Flipping and Course Redesign

For those not familiar with this idea of flipping the classroom, Knewton provides a lovely infographic on flipping here, but put simply, it turns the traditional classroom structure of lecture during class and activity-based assessment outside of class and “flips” it so that instruction or input happens before class through online lecture, videos and course readings with class time reserved for activities and collaboration that reinforces the lecture based concepts.

I’m super excited to be flipping my Curriculum, Instruction, Assessment and Classroom Management class.  This class is SO full that between lecture and activities, I’m constantly running out of time, have a lot of assignments/ assessments that are relegated to discussion boards and extended extra time outside of class, and have to spend a good 15-20 minutes at almost 1/2 of my sessions explaining and clarifying assignments.  After looking at my course redesign matrix and modules, I can see that the flipped version of the class will be more closely aligned to the course learning outcomes, will allow for me to more closely mentor and model activities for students, and will require less work outside of class and clearer understandings of what I’m looking for in terms of assessments and assignments.  And, engaging in course redesign has helped me to work with the backwards design model (Grant Wiggins, one of the Understanding by Design gurus discovers backwards design here), walking the walk rather than just talking the talk–thinking about what I really want students to walk away with from the class.

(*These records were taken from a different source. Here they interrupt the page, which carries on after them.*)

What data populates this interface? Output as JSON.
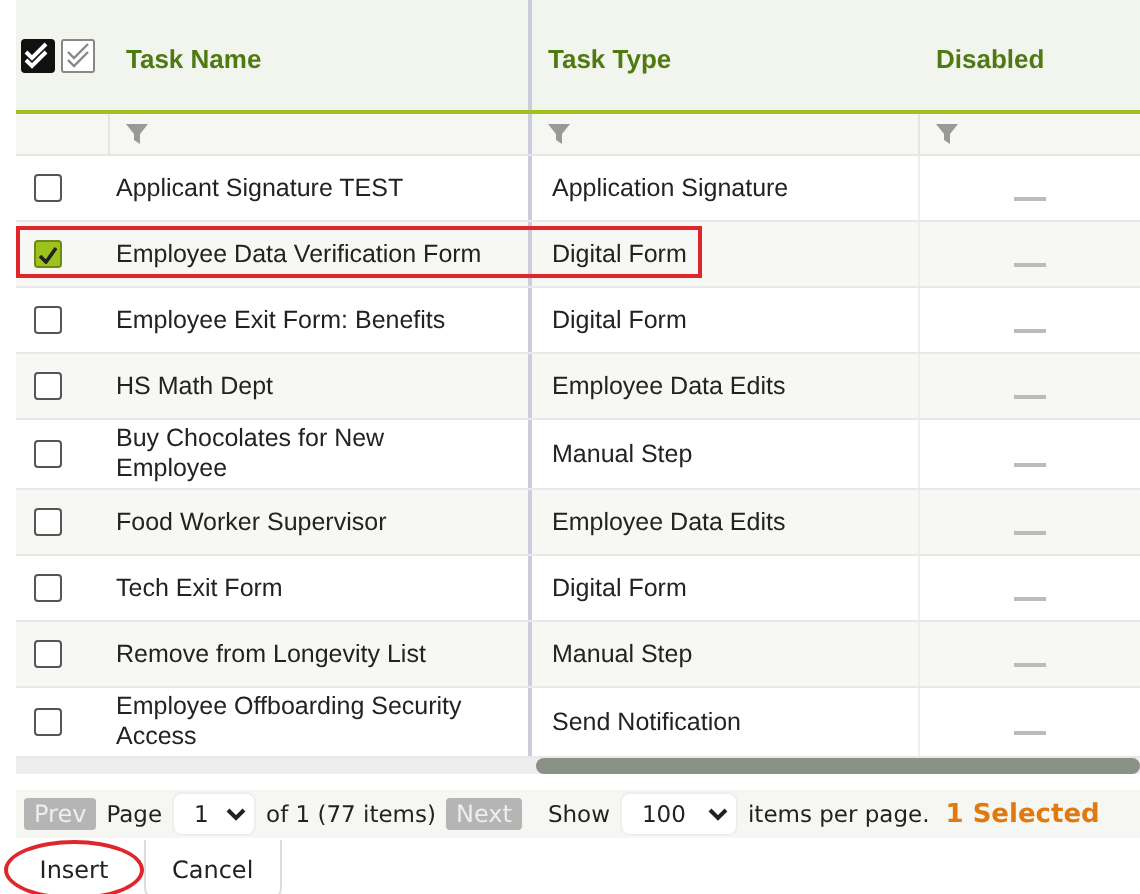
{
  "table": {
    "columns": [
      "Task Name",
      "Task Type",
      "Disabled"
    ],
    "rows": [
      {
        "name": "Applicant Signature TEST",
        "type": "Application Signature",
        "checked": false,
        "disabled": false
      },
      {
        "name": "Employee Data Verification Form",
        "type": "Digital Form",
        "checked": true,
        "disabled": false
      },
      {
        "name": "Employee Exit Form: Benefits",
        "type": "Digital Form",
        "checked": false,
        "disabled": false
      },
      {
        "name": "HS Math Dept",
        "type": "Employee Data Edits",
        "checked": false,
        "disabled": false
      },
      {
        "name": "Buy Chocolates for New Employee",
        "type": "Manual Step",
        "checked": false,
        "disabled": false
      },
      {
        "name": "Food Worker Supervisor",
        "type": "Employee Data Edits",
        "checked": false,
        "disabled": false
      },
      {
        "name": "Tech Exit Form",
        "type": "Digital Form",
        "checked": false,
        "disabled": false
      },
      {
        "name": "Remove from Longevity List",
        "type": "Manual Step",
        "checked": false,
        "disabled": false
      },
      {
        "name": "Employee Offboarding Security Access",
        "type": "Send Notification",
        "checked": false,
        "disabled": false
      }
    ]
  },
  "pager": {
    "prev": "Prev",
    "page_label": "Page",
    "page": "1",
    "of": "of 1 (77 items)",
    "next": "Next",
    "show_label": "Show",
    "per_page": "100",
    "per_page_suffix": "items per page.",
    "selected_count": "1 Selected"
  },
  "buttons": [
    {
      "label": "Insert",
      "circled": true
    },
    {
      "label": "Cancel",
      "circled": false
    }
  ]
}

Innovating and Course Design

The other initiative that I’m working on, thanks to funding from a recent grant to my university, is adding disciplinary literacy seminar sections to my content area literacy course for secondary teachers.  This is a super passion for me, as I’m an adolescent literacy researcher and the research in this area notes the importance of discipline specific literacy perspectives for teachers, and although I also believe that it’s important for all teachers to know general literacy strategies to support struggling readers and specific language based strategies to support English Language Learners, these new lab sections will help prepare our future teachers for meeting all students’ needs within their classroom.

So, starting on the journey of course design and writing on this to document the beginning and my goals for the outcomes so that as the logistics get stickier, I’m reminded of the end and the goals for the design and redesign projects.